К сожалению, увеличивается количество жалоб на украденные деньги с карточки, и с этим государство борется очень плохо. Закон очень плохой, правоприменительная практика никуда не годная, и боюсь, что через некоторое время из-за кризиса, из-за того, что мошенники пытаются всякими возможными и невозможными способами красть деньги, люди с карточками становятся более уязвимыми, чем, скажем, два – три года тому назад.

— Павел Алексеевич, вот вы говорите, что в среднем сейчас у человека, у заёмщика, по 5–7 кредиторов.
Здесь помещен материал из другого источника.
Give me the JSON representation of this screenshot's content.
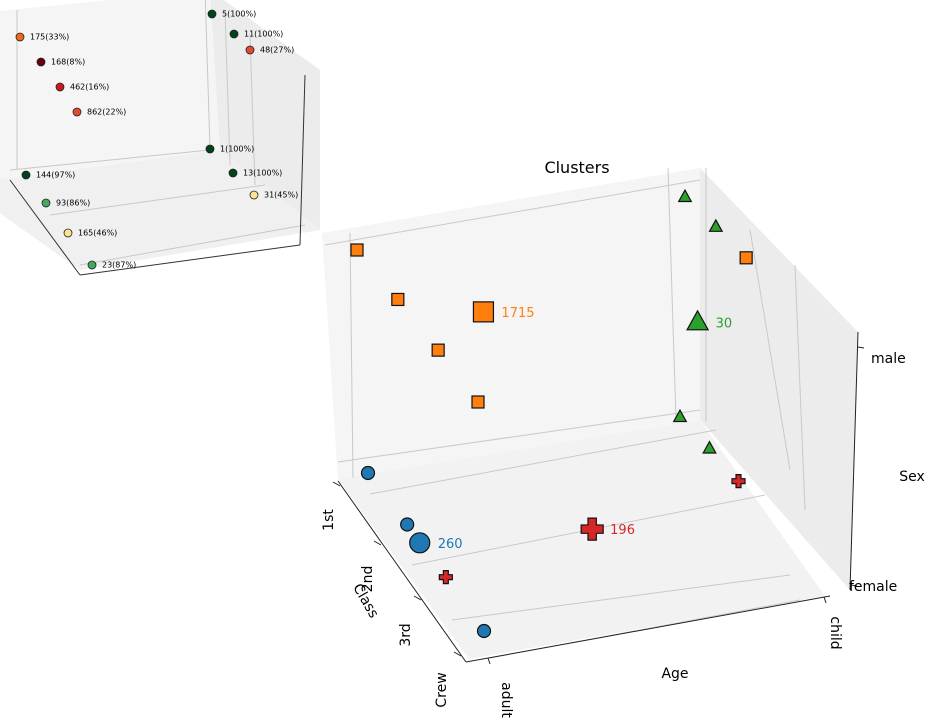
{
  "chart_data": [
    {
      "type": "scatter",
      "title": "",
      "axes": {
        "x": {
          "label": "",
          "ticks": []
        },
        "y": {
          "label": "",
          "ticks": []
        },
        "z": {
          "label": "",
          "ticks": []
        }
      },
      "points": [
        {
          "label": "5(100%)",
          "class": "1st",
          "age": "child",
          "sex": "male",
          "count": 5,
          "survival_pct": 100,
          "color": "#00441b"
        },
        {
          "label": "11(100%)",
          "class": "2nd",
          "age": "child",
          "sex": "male",
          "count": 11,
          "survival_pct": 100,
          "color": "#00441b"
        },
        {
          "label": "48(27%)",
          "class": "3rd",
          "age": "child",
          "sex": "male",
          "count": 48,
          "survival_pct": 27,
          "color": "#e34a33"
        },
        {
          "label": "175(33%)",
          "class": "1st",
          "age": "adult",
          "sex": "male",
          "count": 175,
          "survival_pct": 33,
          "color": "#f16913"
        },
        {
          "label": "168(8%)",
          "class": "2nd",
          "age": "adult",
          "sex": "male",
          "count": 168,
          "survival_pct": 8,
          "color": "#67000d"
        },
        {
          "label": "462(16%)",
          "class": "3rd",
          "age": "adult",
          "sex": "male",
          "count": 462,
          "survival_pct": 16,
          "color": "#cb181d"
        },
        {
          "label": "862(22%)",
          "class": "Crew",
          "age": "adult",
          "sex": "male",
          "count": 862,
          "survival_pct": 22,
          "color": "#e34a33"
        },
        {
          "label": "1(100%)",
          "class": "1st",
          "age": "child",
          "sex": "female",
          "count": 1,
          "survival_pct": 100,
          "color": "#00441b"
        },
        {
          "label": "13(100%)",
          "class": "2nd",
          "age": "child",
          "sex": "female",
          "count": 13,
          "survival_pct": 100,
          "color": "#00441b"
        },
        {
          "label": "31(45%)",
          "class": "3rd",
          "age": "child",
          "sex": "female",
          "count": 31,
          "survival_pct": 45,
          "color": "#fee391"
        },
        {
          "label": "144(97%)",
          "class": "1st",
          "age": "adult",
          "sex": "female",
          "count": 144,
          "survival_pct": 97,
          "color": "#00441b"
        },
        {
          "label": "93(86%)",
          "class": "2nd",
          "age": "adult",
          "sex": "female",
          "count": 93,
          "survival_pct": 86,
          "color": "#41ab5d"
        },
        {
          "label": "165(46%)",
          "class": "3rd",
          "age": "adult",
          "sex": "female",
          "count": 165,
          "survival_pct": 46,
          "color": "#fee391"
        },
        {
          "label": "23(87%)",
          "class": "Crew",
          "age": "adult",
          "sex": "female",
          "count": 23,
          "survival_pct": 87,
          "color": "#41ab5d"
        }
      ]
    },
    {
      "type": "scatter",
      "title": "Clusters",
      "axes": {
        "x": {
          "label": "Age",
          "ticks": [
            "adult",
            "child"
          ]
        },
        "y": {
          "label": "Class",
          "ticks": [
            "1st",
            "2nd",
            "3rd",
            "Crew"
          ]
        },
        "z": {
          "label": "Sex",
          "ticks": [
            "female",
            "male"
          ]
        }
      },
      "clusters": [
        {
          "id": "c-orange",
          "marker": "square",
          "color": "#ff7f0e",
          "size_label": "1715",
          "members": [
            {
              "class": "1st",
              "age": "adult",
              "sex": "male"
            },
            {
              "class": "2nd",
              "age": "adult",
              "sex": "male"
            },
            {
              "class": "3rd",
              "age": "adult",
              "sex": "male"
            },
            {
              "class": "Crew",
              "age": "adult",
              "sex": "male"
            },
            {
              "class": "3rd",
              "age": "child",
              "sex": "male"
            }
          ]
        },
        {
          "id": "c-green",
          "marker": "triangle",
          "color": "#2ca02c",
          "size_label": "30",
          "members": [
            {
              "class": "1st",
              "age": "child",
              "sex": "male"
            },
            {
              "class": "2nd",
              "age": "child",
              "sex": "male"
            },
            {
              "class": "1st",
              "age": "child",
              "sex": "female"
            },
            {
              "class": "2nd",
              "age": "child",
              "sex": "female"
            }
          ]
        },
        {
          "id": "c-blue",
          "marker": "circle",
          "color": "#1f77b4",
          "size_label": "260",
          "members": [
            {
              "class": "1st",
              "age": "adult",
              "sex": "female"
            },
            {
              "class": "2nd",
              "age": "adult",
              "sex": "female"
            },
            {
              "class": "Crew",
              "age": "adult",
              "sex": "female"
            }
          ]
        },
        {
          "id": "c-red",
          "marker": "plus",
          "color": "#d62728",
          "size_label": "196",
          "members": [
            {
              "class": "3rd",
              "age": "adult",
              "sex": "female"
            },
            {
              "class": "3rd",
              "age": "child",
              "sex": "female"
            }
          ]
        }
      ]
    }
  ]
}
— Пять – семь кредитов — это уже для меня неподъёмно. Я, когда открываю просьбу о реструктуризации, я тут же начинаю писать отказное письмо. Почему? Ведь начиналось всё прекрасно, мы работаем уже пять лет. В первые два года реструктуризация была возможна почти всегда, потому что заявления были от людей, у которых один кредитор. А с одним кредитором легко договориться. Почти всегда удавалось договариваться, из-за этого и эффективность нашей работы в первом году составляла 51%, на второй год — 49%, на третий год стали появляться заявления от людей, на которых висело два кредита, и эффективность на третий год снизилась до 33%. На четвёртый год уже появлялись люди с большим количеством кредиторов, исчезли люди с одним кредитором, эффективность была уже 19%. В этом году мы ещё не посчитали эффективность. Боюсь, что будет где-нибудь 10%.

— Какой самый сложный случай, с которым вам приходилось сталкиваться?

— У нас рекорд такой — 46 кредитов в 28 финансовых организациях плюс около 8 микрофинансовых организаций. Пенсионерка из Петербурга, пенсия — 10 тысяч рублей, взяла первый кредит — 8 тысяч рублей. Она пожилой человек, с не очень хорошим здоровьем, что-то ей надо было для хозяйства купить. Оказалось, что из 10 тысяч невозможно эти 8 тысяч обслужить. Она, простодушная, пошла и взяла второй кредит, чтобы отдать первый. Не отдала первый, и второй тоже не может обслуживать, и так — до сорок шестого добралась.

Я нахожусь в таком ужасно смятенном положении — сработает закон или нет? Если он покажет свою бессмысленность в наших условиях, это будет ужасно. Тут же окажется, что Россия — особая страна, и, в отличие от других стран, банкротство физического лица у нас невозможно.

— Это за сколько лет она накопила столько кредитов? И какой у неё долг в общей сложности?

— Ну, за несколько лет, я думаю, что года за четыре. Два с половиной миллиона. Мы с ней, к сожалению, прекратили контакт, она на нас обиделась, она думала, что мы ей как-то можем помочь. Но ей-то мы точно не можем помочь…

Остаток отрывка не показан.